Тренинг общения Тантра Новосибирск Школа рейки Международный наркологический центр Ясновижу
full screen background image
Search
25 ноября 2024
  • :
  • :
Последнее обновление

Какова природа сознания? Недавно я пытался разъяснить одной умной женщине проблему: как понять, что…

Какова природа сознания?

Недавно я пытался разъяснить одной умной женщине проблему: как понять, что мы вообще воспринимаем что бы то ни было. Но мне это никак не удавалось. Она не могла понять, в чем тут проблема. Наконец, в отчаянии я спросил ее, как она сама считает, каким образом она видит мир. Женщина ответила, что, вероятно, где-то в голове у нее есть что-то вроде маленького телевизора. «А кто же в таком случае, – спросил я, – смотрит на экран?» Френсис Крик

Все мы представляем себе, что такое сознание, но только до тех пор, пока об этом не задумываемся. А стоит задуматься, как почти все, что мы о нем знаем, покрывается пеленой тумана. Тем не менее все, что мы знаем, мы знаем только потому, что об этом думаем, это осознаем. Явление осознания – самый очевидный факт на свете. Это признавали даже такие разные мыслители, как Р. Декарт и У. Джеймс. Вся трагедия в том, что объяснение этого очевидного факта не может быть столь же очевидным, ибо само сознание не знает, откуда и как оно возникает.

X. Ортега специально поясняет, почему столь трудны размышления о природе сознания. Чтобы составить себе отчетливое впечатление о каком-либо предмете, говорит он, его необходимо мысленно изолировать, вычленить из окружения.
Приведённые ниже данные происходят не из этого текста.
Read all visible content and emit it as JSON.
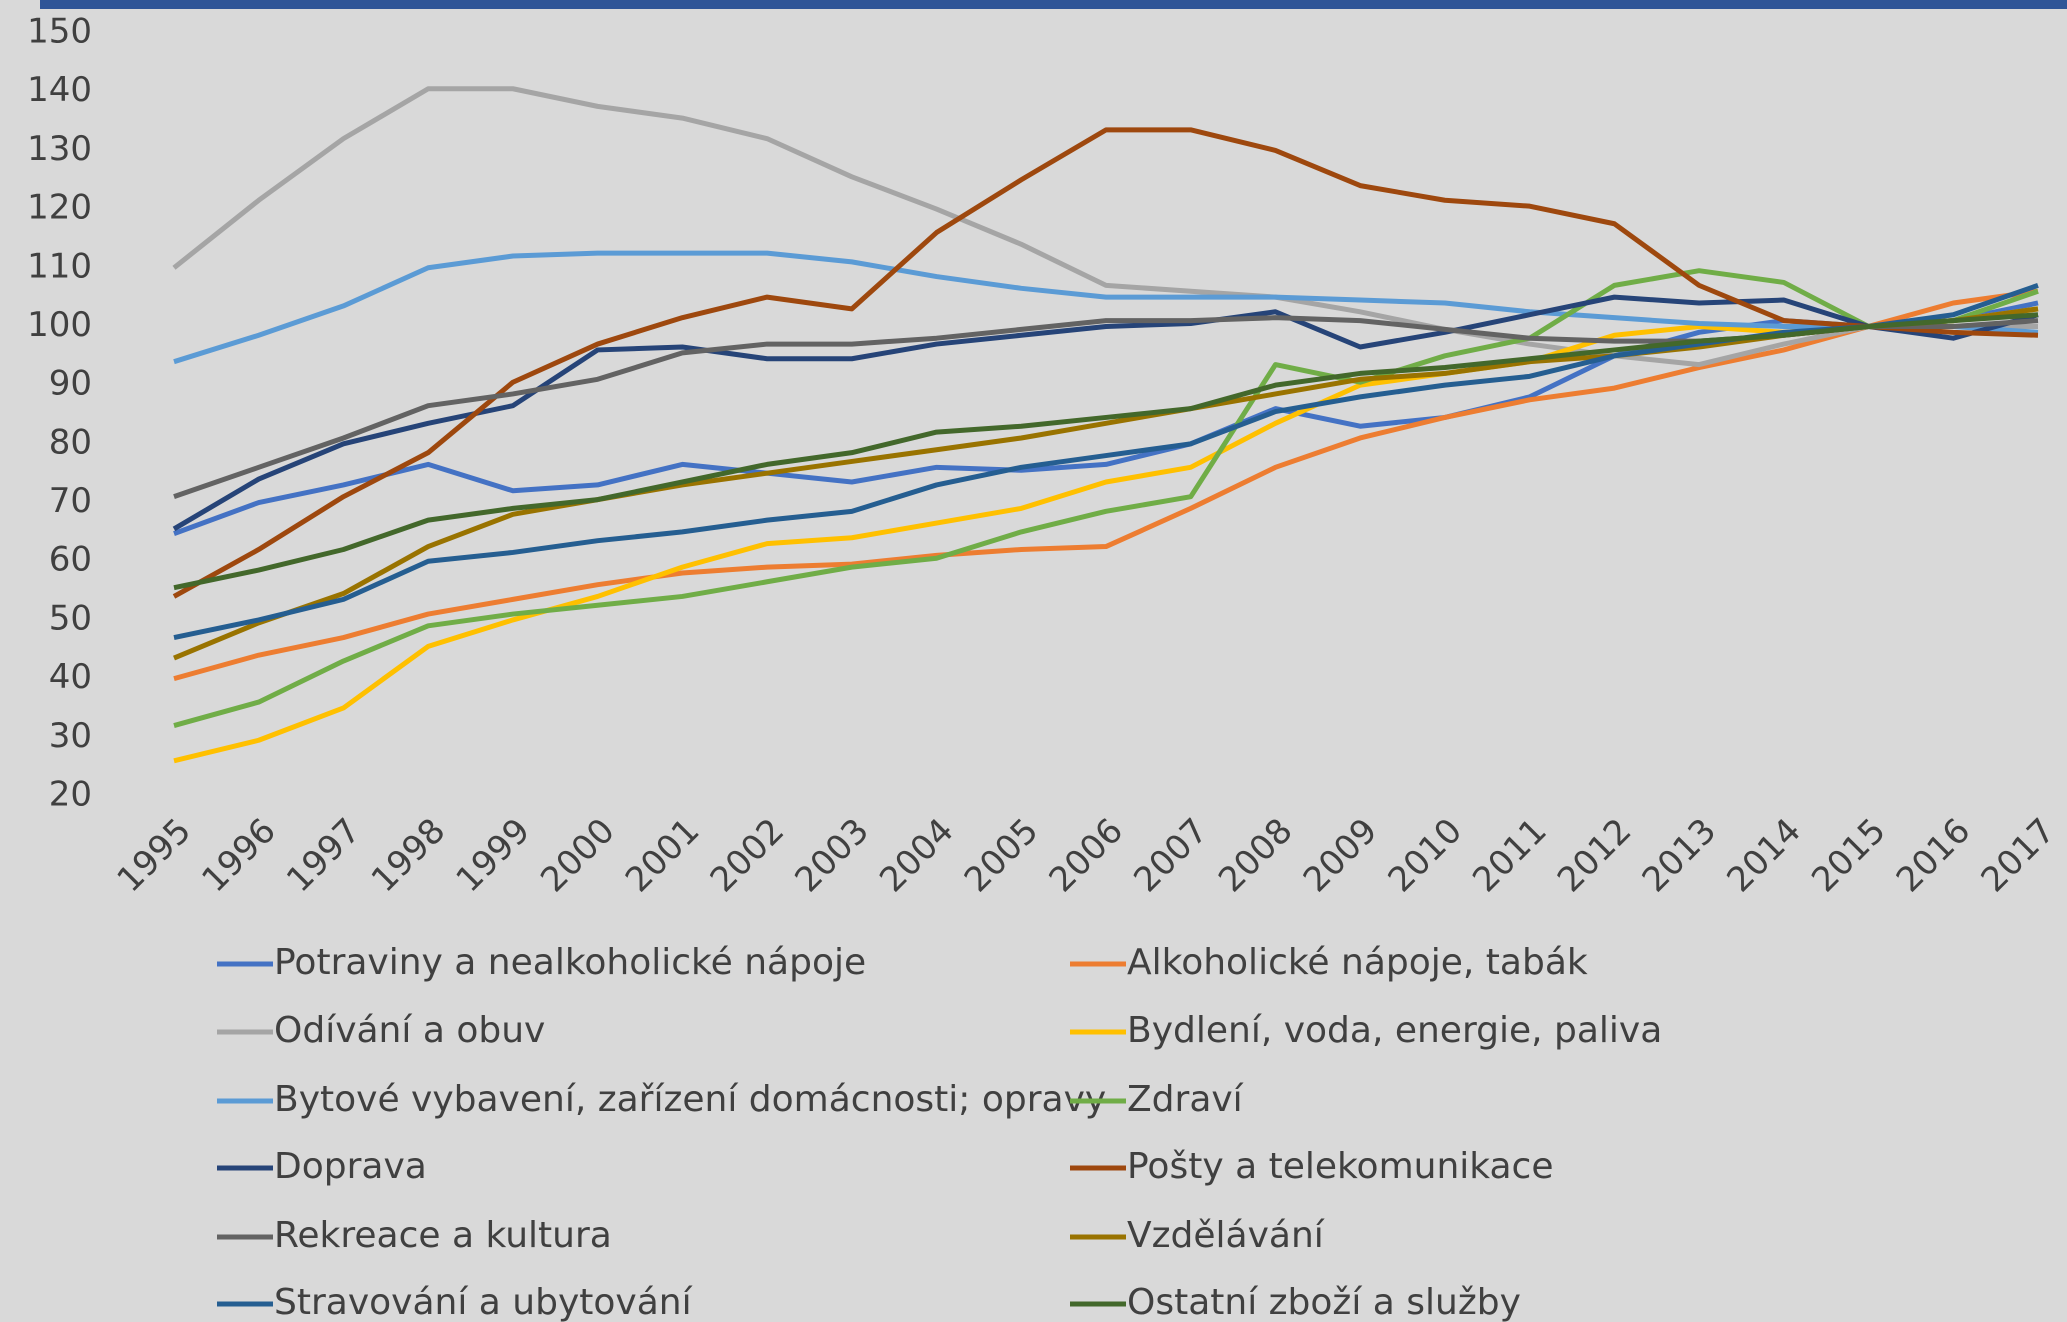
{
  "chart_data": {
    "type": "line",
    "categories": [
      "1995",
      "1996",
      "1997",
      "1998",
      "1999",
      "2000",
      "2001",
      "2002",
      "2003",
      "2004",
      "2005",
      "2006",
      "2007",
      "2008",
      "2009",
      "2010",
      "2011",
      "2012",
      "2013",
      "2014",
      "2015",
      "2016",
      "2017"
    ],
    "ylim": [
      20,
      150
    ],
    "yticks": [
      20,
      30,
      40,
      50,
      60,
      70,
      80,
      90,
      100,
      110,
      120,
      130,
      140,
      150
    ],
    "grid": false,
    "legend": "bottom",
    "series": [
      {
        "name": "Potraviny a nealkoholické nápoje",
        "color": "#4472c4",
        "values": [
          64.7,
          70,
          73,
          76.5,
          72,
          73,
          76.5,
          75,
          73.5,
          76,
          75.5,
          76.5,
          80,
          86,
          83,
          84.5,
          88,
          95,
          99,
          101,
          100,
          101,
          104
        ]
      },
      {
        "name": "Alkoholické nápoje, tabák",
        "color": "#ed7d31",
        "values": [
          40,
          44,
          47,
          51,
          53.5,
          56,
          58,
          59,
          59.5,
          61,
          62,
          62.5,
          69,
          76,
          81,
          84.5,
          87.5,
          89.5,
          93,
          96,
          100,
          104,
          106
        ]
      },
      {
        "name": "Odívání a obuv",
        "color": "#a5a5a5",
        "values": [
          110,
          121.5,
          132,
          140.5,
          140.5,
          137.5,
          135.5,
          132,
          125.5,
          120,
          114,
          107,
          106,
          105,
          102.5,
          99.5,
          97,
          95,
          93.5,
          97,
          100,
          100,
          100
        ]
      },
      {
        "name": "Bydlení, voda, energie, paliva",
        "color": "#ffc000",
        "values": [
          26,
          29.5,
          35,
          45.5,
          50,
          54,
          59,
          63,
          64,
          66.5,
          69,
          73.5,
          76,
          83.5,
          90,
          92,
          94,
          98.5,
          100,
          99,
          100,
          101,
          103
        ]
      },
      {
        "name": "Bytové vybavení, zařízení domácnosti; opravy",
        "color": "#5b9bd5",
        "values": [
          94,
          98.5,
          103.5,
          110,
          112,
          112.5,
          112.5,
          112.5,
          111,
          108.5,
          106.5,
          105,
          105,
          105,
          104.5,
          104,
          102.5,
          101.5,
          100.5,
          100,
          100,
          100,
          99
        ]
      },
      {
        "name": "Zdraví",
        "color": "#70ad47",
        "values": [
          32,
          36,
          43,
          49,
          51,
          52.5,
          54,
          56.5,
          59,
          60.5,
          65,
          68.5,
          71,
          93.5,
          90.5,
          95,
          98,
          107,
          109.5,
          107.5,
          100,
          101,
          106
        ]
      },
      {
        "name": "Doprava",
        "color": "#264478",
        "values": [
          65.5,
          74,
          80,
          83.5,
          86.5,
          96,
          96.5,
          94.5,
          94.5,
          97,
          98.5,
          100,
          100.5,
          102.5,
          96.5,
          99,
          102,
          105,
          104,
          104.5,
          100,
          98,
          102
        ]
      },
      {
        "name": "Pošty a telekomunikace",
        "color": "#9e480e",
        "values": [
          54,
          62,
          71,
          78.5,
          90.5,
          97,
          101.5,
          105,
          103,
          116,
          125,
          133.5,
          133.5,
          130,
          124,
          121.5,
          120.5,
          117.5,
          107,
          101,
          100,
          99,
          98.5
        ]
      },
      {
        "name": "Rekreace a kultura",
        "color": "#636363",
        "values": [
          71,
          76,
          81,
          86.5,
          88.5,
          91,
          95.5,
          97,
          97,
          98,
          99.5,
          101,
          101,
          101.5,
          101,
          99.5,
          98,
          97.5,
          97.5,
          98.5,
          100,
          100,
          101
        ]
      },
      {
        "name": "Vzdělávání",
        "color": "#997300",
        "values": [
          43.5,
          49.5,
          54.5,
          62.5,
          68,
          70.5,
          73,
          75,
          77,
          79,
          81,
          83.5,
          86,
          88.5,
          91,
          92,
          94,
          95,
          96.5,
          98.5,
          100,
          101,
          103
        ]
      },
      {
        "name": "Stravování a ubytování",
        "color": "#255e91",
        "values": [
          47,
          50,
          53.5,
          60,
          61.5,
          63.5,
          65,
          67,
          68.5,
          73,
          76,
          78,
          80,
          85.5,
          88,
          90,
          91.5,
          95,
          97,
          99,
          100,
          102,
          107
        ]
      },
      {
        "name": "Ostatní zboží a služby",
        "color": "#43682b",
        "values": [
          55.5,
          58.5,
          62,
          67,
          69,
          70.5,
          73.5,
          76.5,
          78.5,
          82,
          83,
          84.5,
          86,
          90,
          92,
          93,
          94.5,
          96,
          97.5,
          98.5,
          100,
          101,
          102
        ]
      }
    ]
  }
}
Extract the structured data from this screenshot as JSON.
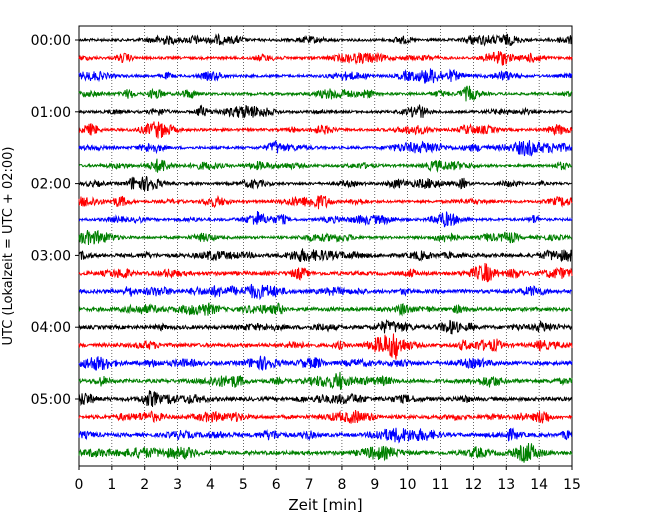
{
  "chart_data": {
    "type": "line",
    "title": "",
    "xlabel": "Zeit  [min]",
    "ylabel": "UTC (Lokalzeit = UTC + 02:00)",
    "xlim": [
      0,
      15
    ],
    "x_ticks": [
      "0",
      "1",
      "2",
      "3",
      "4",
      "5",
      "6",
      "7",
      "8",
      "9",
      "10",
      "11",
      "12",
      "13",
      "14",
      "15"
    ],
    "y_ticks": [
      "00:00",
      "01:00",
      "02:00",
      "03:00",
      "04:00",
      "05:00"
    ],
    "grid": "vertical dotted at each minute",
    "trace_count": 24,
    "trace_interval_min": 15,
    "trace_colors": [
      "#000000",
      "#ff0000",
      "#0000ff",
      "#008000"
    ],
    "events": [
      {
        "trace_index": 17,
        "time_min": 9.6,
        "description": "spike"
      }
    ]
  }
}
Однако сознание – это такая вездесущая вещь, которая неизменно входит для нас в состав всех других предметов. «Оно есть неизбежный привесок ко всему, что мы воспринимаем и о чем думаем, однообразный и неустранимый, неотлучный спутник всех прочих предметов и явлений». Как же нам определить, что такое сознание, спрашивает Ортега, если оно присутствует во всем, что мы воспринимаем?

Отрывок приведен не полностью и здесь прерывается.